Hacker Newsnew | past | comments | ask | show | jobs | submitlogin

Unicode is indeed insanely complex. There is almost no query or transform of a Unicode string you can do beyond asking its length in bytes that is at all straightforward. I suspect that very few pieces of software that 'support' Unicode and do anything non trivial with text actually do so fully correctly. It would be nice if there was a well defined 'simple' subset that handled the 80% case that could be a reasonable target for the average app to support fully.

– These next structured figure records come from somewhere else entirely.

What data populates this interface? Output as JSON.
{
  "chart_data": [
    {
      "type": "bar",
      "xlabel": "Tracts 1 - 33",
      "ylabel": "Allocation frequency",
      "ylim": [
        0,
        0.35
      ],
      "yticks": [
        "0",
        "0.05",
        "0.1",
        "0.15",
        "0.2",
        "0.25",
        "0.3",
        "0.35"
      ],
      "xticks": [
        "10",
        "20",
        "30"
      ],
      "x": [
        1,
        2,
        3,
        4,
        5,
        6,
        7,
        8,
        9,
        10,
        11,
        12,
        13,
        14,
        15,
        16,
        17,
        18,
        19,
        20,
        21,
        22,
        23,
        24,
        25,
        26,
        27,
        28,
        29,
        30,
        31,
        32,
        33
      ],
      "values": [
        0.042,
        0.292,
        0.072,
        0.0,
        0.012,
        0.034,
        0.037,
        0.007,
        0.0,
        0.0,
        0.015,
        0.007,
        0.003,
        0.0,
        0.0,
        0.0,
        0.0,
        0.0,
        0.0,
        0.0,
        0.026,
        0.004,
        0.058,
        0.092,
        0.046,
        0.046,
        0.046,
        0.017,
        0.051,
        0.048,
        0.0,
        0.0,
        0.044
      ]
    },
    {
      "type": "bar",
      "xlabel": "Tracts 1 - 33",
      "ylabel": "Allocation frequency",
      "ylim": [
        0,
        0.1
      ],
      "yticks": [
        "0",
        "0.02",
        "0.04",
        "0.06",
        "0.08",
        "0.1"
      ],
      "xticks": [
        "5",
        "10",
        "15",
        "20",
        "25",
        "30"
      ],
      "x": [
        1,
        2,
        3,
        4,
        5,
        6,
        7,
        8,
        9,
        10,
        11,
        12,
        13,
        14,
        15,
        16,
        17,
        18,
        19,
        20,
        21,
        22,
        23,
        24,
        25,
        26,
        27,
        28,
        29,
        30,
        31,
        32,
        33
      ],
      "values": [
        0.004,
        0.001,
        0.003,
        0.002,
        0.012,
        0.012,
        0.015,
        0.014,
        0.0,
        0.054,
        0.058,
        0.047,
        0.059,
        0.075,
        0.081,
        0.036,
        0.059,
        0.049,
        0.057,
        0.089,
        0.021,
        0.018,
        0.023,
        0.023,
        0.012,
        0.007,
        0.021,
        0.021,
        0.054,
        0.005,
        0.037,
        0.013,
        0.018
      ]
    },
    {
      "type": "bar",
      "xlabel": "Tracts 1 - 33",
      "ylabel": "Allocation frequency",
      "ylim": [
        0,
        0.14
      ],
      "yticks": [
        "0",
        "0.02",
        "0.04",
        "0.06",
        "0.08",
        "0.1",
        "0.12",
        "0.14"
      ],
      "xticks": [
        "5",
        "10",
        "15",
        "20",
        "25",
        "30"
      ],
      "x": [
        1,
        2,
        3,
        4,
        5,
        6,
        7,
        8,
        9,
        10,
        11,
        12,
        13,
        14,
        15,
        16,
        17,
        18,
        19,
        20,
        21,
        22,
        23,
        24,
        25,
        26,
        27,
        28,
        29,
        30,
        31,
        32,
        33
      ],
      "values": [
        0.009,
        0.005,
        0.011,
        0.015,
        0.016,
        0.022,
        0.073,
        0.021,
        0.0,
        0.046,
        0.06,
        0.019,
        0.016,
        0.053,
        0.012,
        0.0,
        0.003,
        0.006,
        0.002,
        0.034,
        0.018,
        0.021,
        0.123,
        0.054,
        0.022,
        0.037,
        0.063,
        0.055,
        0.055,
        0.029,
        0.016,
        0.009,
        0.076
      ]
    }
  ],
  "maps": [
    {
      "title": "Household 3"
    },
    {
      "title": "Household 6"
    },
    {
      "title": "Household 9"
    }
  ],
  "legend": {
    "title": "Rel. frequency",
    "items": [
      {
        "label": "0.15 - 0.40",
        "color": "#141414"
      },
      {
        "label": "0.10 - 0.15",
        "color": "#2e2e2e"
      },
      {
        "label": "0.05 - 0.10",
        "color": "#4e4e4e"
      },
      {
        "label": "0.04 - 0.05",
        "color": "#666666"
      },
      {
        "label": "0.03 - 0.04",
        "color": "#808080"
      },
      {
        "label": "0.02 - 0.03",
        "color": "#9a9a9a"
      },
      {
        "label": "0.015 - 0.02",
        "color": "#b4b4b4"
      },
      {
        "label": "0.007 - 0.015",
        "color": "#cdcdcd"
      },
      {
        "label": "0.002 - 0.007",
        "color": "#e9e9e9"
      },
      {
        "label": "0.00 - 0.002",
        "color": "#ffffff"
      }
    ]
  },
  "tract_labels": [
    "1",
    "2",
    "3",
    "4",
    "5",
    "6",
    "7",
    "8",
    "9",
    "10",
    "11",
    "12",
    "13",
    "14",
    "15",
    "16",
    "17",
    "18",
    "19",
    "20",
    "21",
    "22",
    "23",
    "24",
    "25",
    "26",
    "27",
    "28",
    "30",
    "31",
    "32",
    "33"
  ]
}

Perl 6 has invented its own normalisation called NFG which normalises at the grapheme level by creating synthetic code points for multi-char graphemes where necessary. This vastly simplifies operations on Unicode strings and gives semantics that are intuitive - producing results you would expect from the visual appearance of a string.


It feels to me like Unicode was designed for font renderers and other such software rather than programs that have to deal with Unicode input and output.

If you're a font renderer it makes sense to have separate codepoints for each grapheme, and it'd be more complex to split a single codepoint cluster into the individual components that need to be drawn. Having separate graphemes also allows reuse (though as the article shows, there's plenty of visual, non-semantic duplication).

But as a result, the operation "length of string in terms of what a user would consider as separate characters or grapheme clusters" is a hard problem that basically requires all the core aspects of a font renderer other than the actual display code.

Which is fine, and probably reasonable, but dear lord does it make it difficult to use.


> It would be nice if there was a well defined 'simple' subset that handled the 80% case that could be a reasonable target for the average app to support fully.

Isn't that ASCII?


Well it ends up that if you don't want to go down the Unicode rabbit hole too far then yeah, your best bet is probably to stick with ASCII. As an example from my industry though, it would be nice if I could implement user name entry and display for a high score table in a simple game and support names in common European languages without needing to handle all the edge cases of e.g. mixed left to right and right to left text, combining characters, surrogates, etc.

I'm far from a Unicode or a languages expert but I'm familiar with one language with right to left non Latin characters and aware of just enough Unicode madness to know I don't know enough to handle many edge cases properly. It would be nice if a regular developer like me could support something more than plain ASCII but less than the full insanity of Unicode to accommodate at least some non English users.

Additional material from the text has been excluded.